I used a personal variant of the MatcherTest.scala kindly provided in PR #4199
to document the Scala Native 0.5.6 failure:
[error] Test org.scalanative.testsuite.javalib.util.regex.Re2MatcherTest.LeeTmultilineWithRegionLF failed: java.lang.AssertionError: first line, region: YES, expected:<(2,7,2,2,2,4)> but was:<(8,14,8,9,9,11)>, took 0.310 sec
The leftmost two numbers are the start(inclusive) and end (exclusive) of the overall match. The middle two numbers are the start and end of the first leftmost group (group(1)). The rightmost two numbers are the start and end of the rightmost group.
Since the region starts at 2 and the first group is empty at that point, 2 is correct for the both the start of the overall match and the start of the first group. Since the end of that group is also 2, the first group is empty.

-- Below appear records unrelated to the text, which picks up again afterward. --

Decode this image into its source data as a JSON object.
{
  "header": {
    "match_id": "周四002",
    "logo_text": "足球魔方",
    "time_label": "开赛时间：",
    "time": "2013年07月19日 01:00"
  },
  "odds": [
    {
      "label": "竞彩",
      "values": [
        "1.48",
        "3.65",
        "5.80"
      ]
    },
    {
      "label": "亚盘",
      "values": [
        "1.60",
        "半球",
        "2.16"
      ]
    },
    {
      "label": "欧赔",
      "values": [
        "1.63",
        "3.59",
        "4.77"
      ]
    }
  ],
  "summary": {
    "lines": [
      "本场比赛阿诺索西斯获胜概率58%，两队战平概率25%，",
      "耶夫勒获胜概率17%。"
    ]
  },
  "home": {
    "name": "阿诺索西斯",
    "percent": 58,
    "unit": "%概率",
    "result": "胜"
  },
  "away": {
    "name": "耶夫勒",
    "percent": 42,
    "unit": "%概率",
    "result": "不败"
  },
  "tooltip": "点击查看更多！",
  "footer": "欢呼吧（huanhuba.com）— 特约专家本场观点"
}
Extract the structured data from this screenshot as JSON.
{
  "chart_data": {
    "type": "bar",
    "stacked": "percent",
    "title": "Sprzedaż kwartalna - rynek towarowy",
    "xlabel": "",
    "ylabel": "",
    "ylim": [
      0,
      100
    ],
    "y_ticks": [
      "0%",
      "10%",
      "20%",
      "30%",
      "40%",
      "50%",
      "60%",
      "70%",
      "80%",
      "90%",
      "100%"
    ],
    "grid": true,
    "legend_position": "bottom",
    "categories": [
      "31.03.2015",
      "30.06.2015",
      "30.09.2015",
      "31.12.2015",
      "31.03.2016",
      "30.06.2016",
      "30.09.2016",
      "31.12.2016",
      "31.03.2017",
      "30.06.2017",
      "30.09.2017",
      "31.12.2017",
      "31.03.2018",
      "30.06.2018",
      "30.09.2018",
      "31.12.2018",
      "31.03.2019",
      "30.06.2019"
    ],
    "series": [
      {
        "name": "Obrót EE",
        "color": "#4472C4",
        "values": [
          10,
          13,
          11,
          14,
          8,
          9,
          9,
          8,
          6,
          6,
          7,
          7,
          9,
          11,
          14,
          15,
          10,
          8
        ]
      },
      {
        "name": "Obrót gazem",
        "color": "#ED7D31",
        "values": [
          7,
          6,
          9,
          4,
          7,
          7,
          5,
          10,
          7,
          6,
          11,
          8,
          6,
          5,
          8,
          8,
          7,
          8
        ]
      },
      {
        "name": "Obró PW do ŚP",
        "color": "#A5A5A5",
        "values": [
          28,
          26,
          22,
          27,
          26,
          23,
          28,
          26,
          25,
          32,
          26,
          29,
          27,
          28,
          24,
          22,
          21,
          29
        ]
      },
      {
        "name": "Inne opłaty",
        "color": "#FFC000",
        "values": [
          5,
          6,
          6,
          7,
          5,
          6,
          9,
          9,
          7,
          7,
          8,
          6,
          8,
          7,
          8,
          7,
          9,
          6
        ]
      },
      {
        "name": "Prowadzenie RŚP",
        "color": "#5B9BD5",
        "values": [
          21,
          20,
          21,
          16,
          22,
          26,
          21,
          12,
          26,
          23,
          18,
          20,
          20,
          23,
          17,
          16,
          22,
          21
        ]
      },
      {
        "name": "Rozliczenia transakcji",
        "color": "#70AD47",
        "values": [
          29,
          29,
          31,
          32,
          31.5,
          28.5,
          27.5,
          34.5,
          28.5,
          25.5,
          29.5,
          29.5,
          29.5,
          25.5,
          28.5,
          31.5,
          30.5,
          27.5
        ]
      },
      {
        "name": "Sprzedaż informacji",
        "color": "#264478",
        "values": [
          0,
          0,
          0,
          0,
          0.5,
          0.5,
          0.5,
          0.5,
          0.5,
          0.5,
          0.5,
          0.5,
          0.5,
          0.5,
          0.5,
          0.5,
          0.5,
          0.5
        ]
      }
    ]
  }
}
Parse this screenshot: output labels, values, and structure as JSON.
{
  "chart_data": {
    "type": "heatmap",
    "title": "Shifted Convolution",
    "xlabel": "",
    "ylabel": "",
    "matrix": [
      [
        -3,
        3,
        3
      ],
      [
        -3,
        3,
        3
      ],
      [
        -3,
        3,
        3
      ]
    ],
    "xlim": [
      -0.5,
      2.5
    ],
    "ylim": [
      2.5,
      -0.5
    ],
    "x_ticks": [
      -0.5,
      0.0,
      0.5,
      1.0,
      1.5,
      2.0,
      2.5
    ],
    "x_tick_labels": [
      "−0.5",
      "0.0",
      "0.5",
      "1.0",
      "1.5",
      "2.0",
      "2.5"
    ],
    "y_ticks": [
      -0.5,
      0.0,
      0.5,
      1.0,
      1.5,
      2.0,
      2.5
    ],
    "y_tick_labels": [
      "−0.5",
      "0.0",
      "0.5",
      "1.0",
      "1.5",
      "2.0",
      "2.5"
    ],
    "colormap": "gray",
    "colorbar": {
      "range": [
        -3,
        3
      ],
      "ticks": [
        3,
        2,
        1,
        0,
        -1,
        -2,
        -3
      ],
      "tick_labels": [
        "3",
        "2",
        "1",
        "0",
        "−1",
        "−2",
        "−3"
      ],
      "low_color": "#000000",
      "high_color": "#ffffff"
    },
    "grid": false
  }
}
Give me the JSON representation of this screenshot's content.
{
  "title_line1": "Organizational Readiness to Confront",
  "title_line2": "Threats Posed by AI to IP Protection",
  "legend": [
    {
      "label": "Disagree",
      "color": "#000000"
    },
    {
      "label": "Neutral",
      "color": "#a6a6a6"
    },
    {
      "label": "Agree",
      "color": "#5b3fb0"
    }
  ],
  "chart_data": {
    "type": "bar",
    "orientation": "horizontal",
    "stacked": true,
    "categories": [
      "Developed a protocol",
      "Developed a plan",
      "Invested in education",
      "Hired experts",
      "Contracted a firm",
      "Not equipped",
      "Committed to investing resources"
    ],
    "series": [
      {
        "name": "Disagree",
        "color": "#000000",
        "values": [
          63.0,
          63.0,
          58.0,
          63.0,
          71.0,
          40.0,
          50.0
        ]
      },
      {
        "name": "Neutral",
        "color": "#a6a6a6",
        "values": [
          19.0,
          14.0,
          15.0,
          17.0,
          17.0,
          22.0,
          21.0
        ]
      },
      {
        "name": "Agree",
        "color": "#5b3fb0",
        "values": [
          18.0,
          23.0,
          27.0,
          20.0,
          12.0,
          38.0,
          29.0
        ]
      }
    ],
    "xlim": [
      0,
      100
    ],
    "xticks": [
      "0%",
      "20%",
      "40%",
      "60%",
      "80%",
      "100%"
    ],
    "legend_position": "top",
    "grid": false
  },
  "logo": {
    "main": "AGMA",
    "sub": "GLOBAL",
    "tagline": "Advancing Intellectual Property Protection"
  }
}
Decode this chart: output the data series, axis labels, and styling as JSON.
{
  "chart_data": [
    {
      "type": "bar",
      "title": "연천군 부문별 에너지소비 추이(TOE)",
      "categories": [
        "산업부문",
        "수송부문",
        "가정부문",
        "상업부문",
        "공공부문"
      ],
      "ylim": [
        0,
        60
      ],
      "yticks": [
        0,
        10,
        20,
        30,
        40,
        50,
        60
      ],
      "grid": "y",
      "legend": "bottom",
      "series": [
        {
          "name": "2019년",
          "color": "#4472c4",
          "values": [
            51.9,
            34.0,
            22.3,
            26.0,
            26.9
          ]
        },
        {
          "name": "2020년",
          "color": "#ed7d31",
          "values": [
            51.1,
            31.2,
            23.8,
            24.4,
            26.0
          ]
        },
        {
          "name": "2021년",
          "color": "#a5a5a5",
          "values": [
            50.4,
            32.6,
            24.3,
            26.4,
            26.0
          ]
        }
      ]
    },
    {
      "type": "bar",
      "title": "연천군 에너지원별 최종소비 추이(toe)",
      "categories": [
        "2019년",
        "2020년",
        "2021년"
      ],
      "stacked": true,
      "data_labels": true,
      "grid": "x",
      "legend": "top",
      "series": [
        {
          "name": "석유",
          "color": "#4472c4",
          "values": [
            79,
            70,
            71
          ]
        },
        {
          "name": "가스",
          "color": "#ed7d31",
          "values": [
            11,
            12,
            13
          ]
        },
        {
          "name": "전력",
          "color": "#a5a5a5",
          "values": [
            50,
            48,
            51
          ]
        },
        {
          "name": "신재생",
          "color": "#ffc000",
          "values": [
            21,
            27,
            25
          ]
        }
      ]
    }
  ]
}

Scala Native seems to ignore the possible match of the empty first group and matching second group that happens at the start of its region. It advances to match a found first group at the beginning of the second line.
Once the SN sequence is off, it is all downhill from there. Like Killington in July; rough skiing.
I am currently investigating the role of the initial caret(^) in the pattern. It should have the meaning of "beginning of current region", where the default current region starts at index 0. SN seems to use the meaning "beginning of current input"; i.e. always 0.
Then again, that is what the base Issue said.
My current hypothesis is something like: Mumble, mumble, anchoring flags, mumble, mumble.